En este proceso, el bienestar emocional del niño juega un papel crucial. Durante el desarrollo, el niño pasa por fases de bienestar y malestar. Cuando no se satisfacen las necesidades básicas de cuidado, aprecio y afecto, se pueden desarrollar sentimientos de inseguridad y baja autoestima. Esto puede llevar a conductas de dependencia emocional y física, que más adelante se manifiestan en trastornos alimentarios. Si el malestar emocional del niño (una “hambre de afecto”) se intenta compensar con comida, se pueden establecer patrones de conducta que prefiguran la anorexia o la bulimia (Fairburn & Harrison, 2021).
La relación con los padres y el entorno emocional en el que crece el niño son determinantes en la aparición de futuros trastornos alimentarios.
Preanorexia Infantil: señales tempranas de trastornos alimentarios
La preanorexia infantil se refiere a un comportamiento pasivo y de oposición hacia la comida que puede manifestarse desde una edad temprana y evolucionar hacia un trastorno alimentario más grave si no se interviene a tiempo. Este comportamiento puede observarse entre los cinco y ocho meses de edad, cuando el apetito de los niños experimenta cambios fisiológicos coincidentes con una etapa de importante desarrollo (Larsen & Stice, 2021). La preanorexia se manifiesta en dos tipos principales:
- Anorexia de inercia: en esta variante, el niño presenta una actitud pasiva hacia la comida; no coopera durante las comidas, no traga la comida o incluso puede vomitarla.

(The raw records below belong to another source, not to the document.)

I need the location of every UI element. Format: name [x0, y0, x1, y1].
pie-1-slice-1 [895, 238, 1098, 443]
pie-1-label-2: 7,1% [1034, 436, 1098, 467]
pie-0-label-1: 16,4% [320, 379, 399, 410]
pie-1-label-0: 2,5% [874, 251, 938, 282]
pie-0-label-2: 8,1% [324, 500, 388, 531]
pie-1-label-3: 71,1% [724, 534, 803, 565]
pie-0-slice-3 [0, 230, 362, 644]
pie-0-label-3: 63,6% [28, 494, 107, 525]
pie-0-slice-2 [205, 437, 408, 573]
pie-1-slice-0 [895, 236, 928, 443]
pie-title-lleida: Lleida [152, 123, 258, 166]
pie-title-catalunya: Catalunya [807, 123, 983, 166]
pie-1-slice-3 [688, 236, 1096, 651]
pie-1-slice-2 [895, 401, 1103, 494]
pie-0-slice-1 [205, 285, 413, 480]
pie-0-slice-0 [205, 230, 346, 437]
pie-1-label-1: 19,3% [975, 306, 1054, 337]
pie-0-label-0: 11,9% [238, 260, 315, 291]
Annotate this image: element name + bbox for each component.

- Anorexia de oposición: aquí, el niño manifiesta una conducta activa de rechazo a la comida, con comportamientos disruptivos como gritos o agitación durante las comidas (Nicholls & Viner, 2019).

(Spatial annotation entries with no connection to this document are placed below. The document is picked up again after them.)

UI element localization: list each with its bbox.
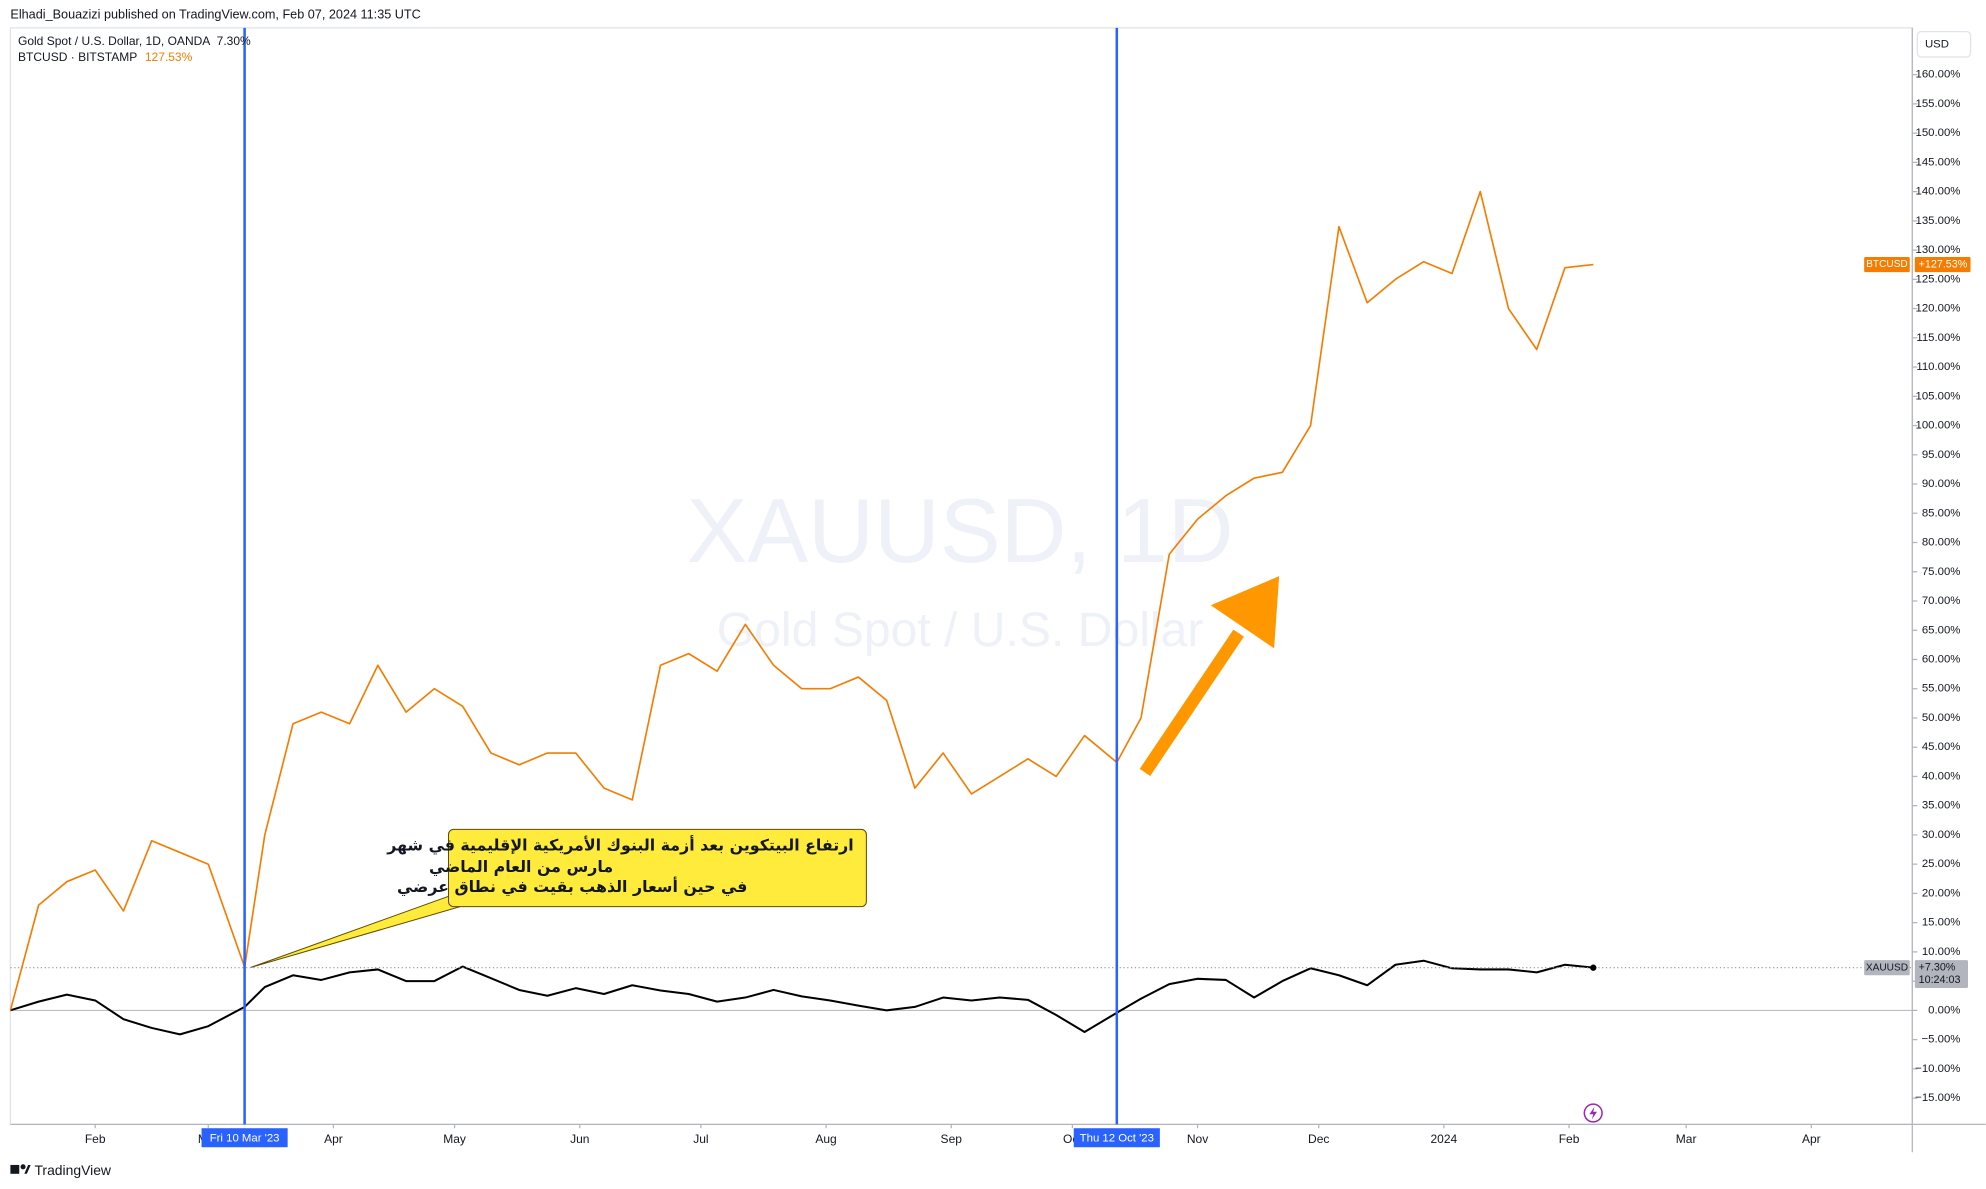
logo-mark: [24, 1164, 31, 1174]
y-tick-label: −10.00%: [1915, 1063, 1960, 1075]
legend-name: BTCUSD · BITSTAMP: [18, 50, 137, 64]
y-tick-label: 150.00%: [1916, 127, 1961, 139]
y-tick-label: 155.00%: [1916, 98, 1961, 110]
y-tick-label: −15.00%: [1915, 1092, 1960, 1104]
annotation-line: ارتفاع البيتكوين بعد أزمة البنوك الأمريك…: [386, 834, 853, 855]
x-tick-label: Feb: [85, 1132, 106, 1146]
last-point: [1590, 964, 1597, 971]
legend-name: Gold Spot / U.S. Dollar, 1D, OANDA: [18, 34, 210, 48]
marker-label: Fri 10 Mar '23: [210, 1132, 280, 1144]
x-tick-label: Jun: [570, 1132, 589, 1146]
y-tick-label: 75.00%: [1922, 566, 1961, 578]
y-tick-label: 140.00%: [1916, 186, 1961, 198]
price-tag-box: [1914, 960, 1969, 988]
countdown: 10:24:03: [1919, 974, 1961, 986]
footer: TradingView: [10, 1162, 112, 1178]
y-tick-label: −5.00%: [1922, 1034, 1961, 1046]
brand: TradingView: [34, 1162, 111, 1178]
y-tick-label: 45.00%: [1922, 741, 1961, 753]
annotation-line: مارس من العام الماضي: [429, 857, 613, 877]
x-tick-label: Dec: [1308, 1132, 1329, 1146]
marker-label-box: [1073, 1128, 1160, 1148]
marker-label: Thu 12 Oct '23: [1080, 1132, 1154, 1144]
series-tag-box: [1864, 256, 1910, 273]
x-tick-label: Jul: [693, 1132, 708, 1146]
currency-label[interactable]: USD: [1925, 38, 1949, 50]
y-tick-label: 25.00%: [1922, 858, 1961, 870]
x-tick-label: Feb: [1559, 1132, 1580, 1146]
arrow-head: [1210, 576, 1280, 649]
events-bolt[interactable]: [1589, 1106, 1597, 1120]
y-tick-label: 80.00%: [1922, 537, 1961, 549]
arrow-shaft: [1139, 629, 1244, 776]
x-tick-label: Nov: [1187, 1132, 1208, 1146]
markers-layer: XAUUSD +7.30%10:24:03 BTCUSD +127.53% Fri 10…: [201, 27, 1971, 1148]
x-tick-label: 2024: [1431, 1132, 1458, 1146]
price-tag-box: [1914, 256, 1971, 273]
series-tag: XAUUSD: [1866, 962, 1908, 973]
annotation: ارتفاع البيتكوين بعد أزمة البنوك الأمريك…: [250, 828, 867, 968]
y-tick-label: 110.00%: [1916, 361, 1960, 373]
y-tick-label: 0.00%: [1928, 1004, 1960, 1016]
annotation-box: [448, 828, 867, 908]
price-tag: +127.53%: [1919, 258, 1968, 270]
y-tick-label: 145.00%: [1916, 156, 1961, 168]
y-tick-label: 30.00%: [1922, 829, 1961, 841]
y-tick-label: 55.00%: [1922, 683, 1961, 695]
events-icon[interactable]: [1583, 1103, 1603, 1123]
logo-mark: [20, 1164, 26, 1170]
y-tick-label: 65.00%: [1922, 624, 1961, 636]
y-tick-label: 120.00%: [1916, 303, 1961, 315]
y-tick-label: 50.00%: [1922, 712, 1961, 724]
legend-entry: BTCUSD · BITSTAMP 127.53%: [18, 50, 193, 64]
legend-value: 127.53%: [145, 50, 193, 64]
x-tick-label: Apr: [324, 1132, 343, 1146]
series-line: [10, 959, 1594, 1036]
y-tick-label: 130.00%: [1916, 244, 1961, 256]
y-tick-label: 160.00%: [1916, 69, 1961, 81]
legend-entry: Gold Spot / U.S. Dollar, 1D, OANDA 7.30%: [18, 34, 251, 48]
y-tick-label: 15.00%: [1922, 917, 1961, 929]
y-tick-label: 105.00%: [1916, 390, 1961, 402]
y-tick-label: 35.00%: [1922, 800, 1961, 812]
axes: −15.00%−10.00%−5.00%0.00%5.00%10.00%15.0…: [10, 69, 1960, 1146]
y-tick-label: 125.00%: [1916, 273, 1961, 285]
y-tick-label: 20.00%: [1922, 887, 1961, 899]
watermark-description: Gold Spot / U.S. Dollar: [717, 603, 1204, 657]
trend-arrow: [1139, 576, 1280, 776]
currency-button[interactable]: [1916, 31, 1972, 58]
series-layer: [9, 190, 1913, 1036]
y-tick-label: 115.00%: [1916, 332, 1960, 344]
y-tick-label: 70.00%: [1922, 595, 1961, 607]
y-tick-label: 90.00%: [1922, 478, 1961, 490]
price-tag: +7.30%: [1919, 962, 1956, 974]
x-tick-label: Aug: [815, 1132, 836, 1146]
y-tick-label: 40.00%: [1922, 770, 1961, 782]
y-tick-label: 85.00%: [1922, 507, 1961, 519]
y-tick-label: 95.00%: [1922, 449, 1961, 461]
y-tick-label: 10.00%: [1922, 946, 1961, 958]
y-tick-label: 60.00%: [1922, 653, 1961, 665]
publish-info: Elhadi_Bouazizi published on TradingView…: [10, 8, 420, 22]
legend-value: 7.30%: [217, 34, 251, 48]
series-line: [9, 190, 1594, 1011]
series-tag: BTCUSD: [1866, 259, 1908, 270]
marker-label-box: [201, 1128, 288, 1148]
watermark-symbol: XAUUSD, 1D: [687, 480, 1234, 582]
x-tick-label: Apr: [1802, 1132, 1821, 1146]
x-tick-label: Sep: [941, 1132, 963, 1146]
logo-mark: [10, 1164, 20, 1174]
annotation-line: في حين أسعار الذهب بقيت في نطاق عرضي: [397, 876, 747, 897]
x-tick-label: May: [443, 1132, 466, 1146]
legend: Gold Spot / U.S. Dollar, 1D, OANDA 7.30% …: [18, 34, 251, 64]
y-tick-label: 100.00%: [1916, 420, 1961, 432]
series-tag-box: [1864, 960, 1910, 976]
y-tick-label: 135.00%: [1916, 215, 1961, 227]
x-tick-label: Mar: [1676, 1132, 1697, 1146]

Además de estos comportamientos en edades muy tempranas, también se incluyen como parte de la preanorexia infantil aquellos casos de conductas restrictivas o purgativas que pueden observarse en niños de entre ocho y nueve años. En esta fase, los niños aún no desarrollan una preocupación por su imagen corporal, por lo que estas conductas suelen estar más relacionadas con los vínculos de apego, especialmente con los cuidadores principales, y no con los cánones estéticos impuestos por la sociedad (Treasure et al., 2016).

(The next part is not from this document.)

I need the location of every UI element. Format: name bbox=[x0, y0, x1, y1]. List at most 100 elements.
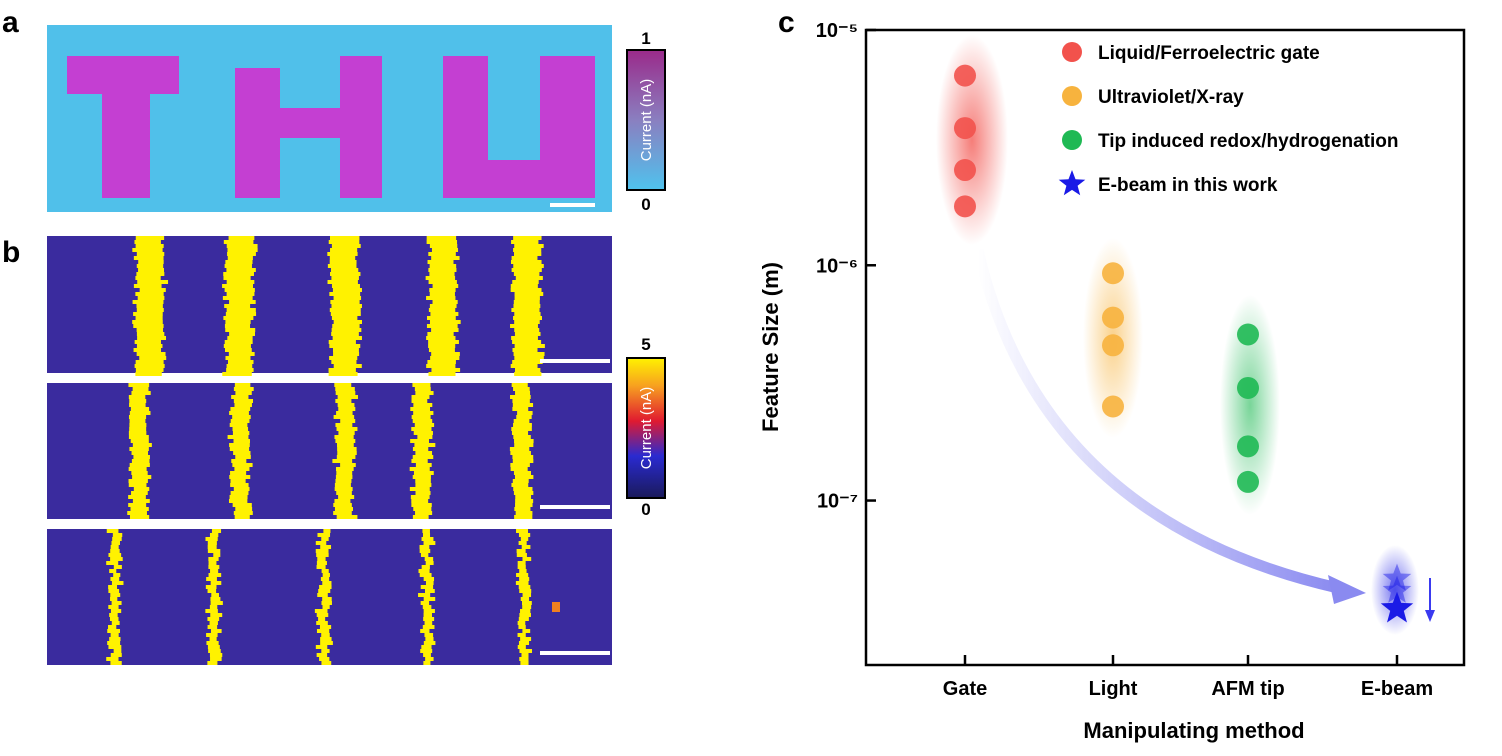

Aunque estas conductas no se consideran diagnósticas según los criterios del DSM-5, requieren una vigilancia cercana y, en caso necesario, intervención. El tratamiento temprano es clave para evitar que estos comportamientos evolucionen hacia trastornos alimentarios más graves en el futuro, como la anorexia o la bulimia (Fairburn & Harrison, 2021). La intervención temprana y el apoyo familiar juegan un papel crucial en la prevención de estas condiciones.
Prebulimia Infantil: un riesgo temprano para la salud emocional y física
La prebulimia infantil se caracteriza por una ingesta descontrolada de comida en edades muy tempranas, donde la comida se convierte en la principal fuente de gratificación tanto física como psicológica. En estos casos, la comida sustituye al afecto, llenando un vacío emocional que, sin embargo, no se resuelve con la alimentación. Este círculo vicioso, en el que la ansiedad no disminuye a pesar de la ingesta, puede prolongarse sin un adecuado tratamiento de las necesidades emocionales del niño (Pietrobelli et al., 2020).
Durante esta etapa, el niño no experimenta atracones ni vómitos característicos de la bulimia nerviosa, por lo que no se puede diagnosticar este trastorno bajo los criterios del DSM-5. Sin embargo, la prebulimia infantil constituye un claro factor de riesgo tanto para el desarrollo de bulimia en la adolescencia como para la obesidad, lo que conlleva un riesgo significativo de padecer enfermedades crónicas en la vida adulta (Lock & Grange, 2019).
La ansiedad por comer de manera compulsiva en estos niños está directamente relacionada con la falta de afecto y la carencia de un entorno emocional seguro. En este sentido, el tratamiento temprano, enfocado en satisfacer las necesidades emocionales y de afecto del niño, suele mejorar su confianza, y como consecuencia, la compulsión por comer disminuye gradualmente (Treasure et al., 2016). Es esencial que los cuidadores y padres reconozcan estos síntomas y busquen ayuda para evitar que se agraven con el tiempo.
Es durante la adolescencia, una etapa marcada por cambios corporales, el juicio del grupo de pares y el desarrollo del amor y la sexualidad, cuando existe un alto riesgo de aparición tanto de anorexia como de bulimia nerviosa, lo que subraya la importancia de la intervención temprana (Fairburn & Harrison, 2021).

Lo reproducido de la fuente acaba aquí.